José Eduardo Martins critica Rio e acena com saída do PSD

O antigo vice-presidente da bancada social-democrata manifesta-se contra a possibilidade do PSD viabilizar a obrigatoriedade da aplicação Stayaway Covid.

Num post no Facebook, José Eduardo Martins acena com a possibilidade de sair do PSD, onde milita desde 1985, se o líder do seu partido acabar mesmo por aceitar a obrigatoriedade da aplicação Stayaway Covid, depois de Rui Rio ter dito não estar preocupado com os direitos dos cidadãos.

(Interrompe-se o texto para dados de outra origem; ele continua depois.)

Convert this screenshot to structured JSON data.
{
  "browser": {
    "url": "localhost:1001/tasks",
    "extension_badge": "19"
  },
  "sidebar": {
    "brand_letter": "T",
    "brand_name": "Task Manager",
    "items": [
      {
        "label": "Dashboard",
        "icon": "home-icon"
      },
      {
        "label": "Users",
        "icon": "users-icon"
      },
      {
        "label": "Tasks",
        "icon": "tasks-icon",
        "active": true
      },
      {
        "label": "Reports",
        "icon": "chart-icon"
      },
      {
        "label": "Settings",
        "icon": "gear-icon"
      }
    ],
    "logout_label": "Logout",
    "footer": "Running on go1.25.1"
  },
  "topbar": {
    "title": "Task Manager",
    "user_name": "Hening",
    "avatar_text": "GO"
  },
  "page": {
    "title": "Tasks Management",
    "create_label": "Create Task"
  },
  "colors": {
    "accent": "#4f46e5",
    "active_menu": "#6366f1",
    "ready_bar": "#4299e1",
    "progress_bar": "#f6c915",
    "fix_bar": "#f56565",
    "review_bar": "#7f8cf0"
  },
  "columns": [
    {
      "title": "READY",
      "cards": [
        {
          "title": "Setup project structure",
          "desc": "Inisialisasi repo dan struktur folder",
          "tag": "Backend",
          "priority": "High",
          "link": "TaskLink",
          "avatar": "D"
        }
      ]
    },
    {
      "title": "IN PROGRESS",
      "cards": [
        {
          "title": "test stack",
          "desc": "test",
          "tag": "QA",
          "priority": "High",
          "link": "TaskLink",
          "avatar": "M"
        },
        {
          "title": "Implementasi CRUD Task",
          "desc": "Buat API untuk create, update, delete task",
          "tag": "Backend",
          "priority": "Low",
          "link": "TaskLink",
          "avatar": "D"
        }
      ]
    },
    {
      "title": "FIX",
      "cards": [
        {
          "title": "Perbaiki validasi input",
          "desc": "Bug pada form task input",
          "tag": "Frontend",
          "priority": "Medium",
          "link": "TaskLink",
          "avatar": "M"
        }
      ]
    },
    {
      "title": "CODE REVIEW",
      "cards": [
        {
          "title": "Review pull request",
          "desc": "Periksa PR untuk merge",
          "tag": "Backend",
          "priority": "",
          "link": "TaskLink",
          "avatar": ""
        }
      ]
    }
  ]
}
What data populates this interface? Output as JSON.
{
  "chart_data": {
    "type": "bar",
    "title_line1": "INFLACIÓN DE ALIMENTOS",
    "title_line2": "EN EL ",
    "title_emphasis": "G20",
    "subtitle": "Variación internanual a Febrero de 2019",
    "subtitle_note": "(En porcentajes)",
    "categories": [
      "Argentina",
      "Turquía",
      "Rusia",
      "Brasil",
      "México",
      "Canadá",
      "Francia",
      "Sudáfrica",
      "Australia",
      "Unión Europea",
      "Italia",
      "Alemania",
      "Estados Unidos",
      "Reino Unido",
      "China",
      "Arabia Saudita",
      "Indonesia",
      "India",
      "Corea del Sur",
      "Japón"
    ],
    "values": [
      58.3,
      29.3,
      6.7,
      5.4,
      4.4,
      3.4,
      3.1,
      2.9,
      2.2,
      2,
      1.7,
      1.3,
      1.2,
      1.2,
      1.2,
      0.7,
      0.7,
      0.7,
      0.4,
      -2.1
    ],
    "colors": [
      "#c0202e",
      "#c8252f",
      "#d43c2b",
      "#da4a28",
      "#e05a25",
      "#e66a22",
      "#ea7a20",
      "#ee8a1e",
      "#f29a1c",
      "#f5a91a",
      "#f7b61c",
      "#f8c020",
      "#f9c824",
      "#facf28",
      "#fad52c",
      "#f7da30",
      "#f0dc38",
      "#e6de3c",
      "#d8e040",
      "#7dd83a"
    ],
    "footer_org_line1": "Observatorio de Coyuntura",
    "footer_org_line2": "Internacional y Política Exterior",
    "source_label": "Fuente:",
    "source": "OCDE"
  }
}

Fazendo um paralelo com palavras do Presidente da República sobre a necessidade de repensar as festividades natalícias escreve: "Ora isto, mesmo sendo só a falta de cultura de um homem só, pode ser a posição do meu partido. E se for, vou ter de repensar o Natal. Não se sinto desta família, pela primeira vez depois de lá ter passado a vida toda."

O antigo vice-presidente da bancada parlamentar social-democrata lembra que é militante com quotas pagas desde 1985, mas "é uma relação que com o tempo foi ganhando a sua distância. Como nas famílias grandes vamos vivendo a nossa vida, discordando muito, mas sentindo, apesar de tudo, que quando é preciso estamos todos do mesmo lado."

No seu post, José Eduardo Martins junta uma notícia cujo o título é "Rui Rio admite obrigatoriedade se a aplicação Stayaway Covid for eficaz".

Na quinta-feira, em declarações aos jornalistas no Parlamento, Rui Rio disse que o PSD viabilizará na generalidade o diploma. Mas depois, na especialidade, aguardará para ver, em função, nomeadamente, das audições que o PS já propôs à CNDP, a constitucionalistas e a especialistas médicos.

Rio foi, na oposição parlamentar, a voz de exceção quanto à intenção generalizada de chumbar o diploma do governo sem apelo nem agravo. Todos os partidos se pronunciaram nesse sentido: BE, PCP, CDS, PAN, PEV, Iniciativa Liberal e Chega.

A controvérsia foi de tal ordem que até o partido do governo admitiu reservas. A líder da bancada socialista, Ana Catarina Mendes, falou em "dúvidas de constitucionalidade".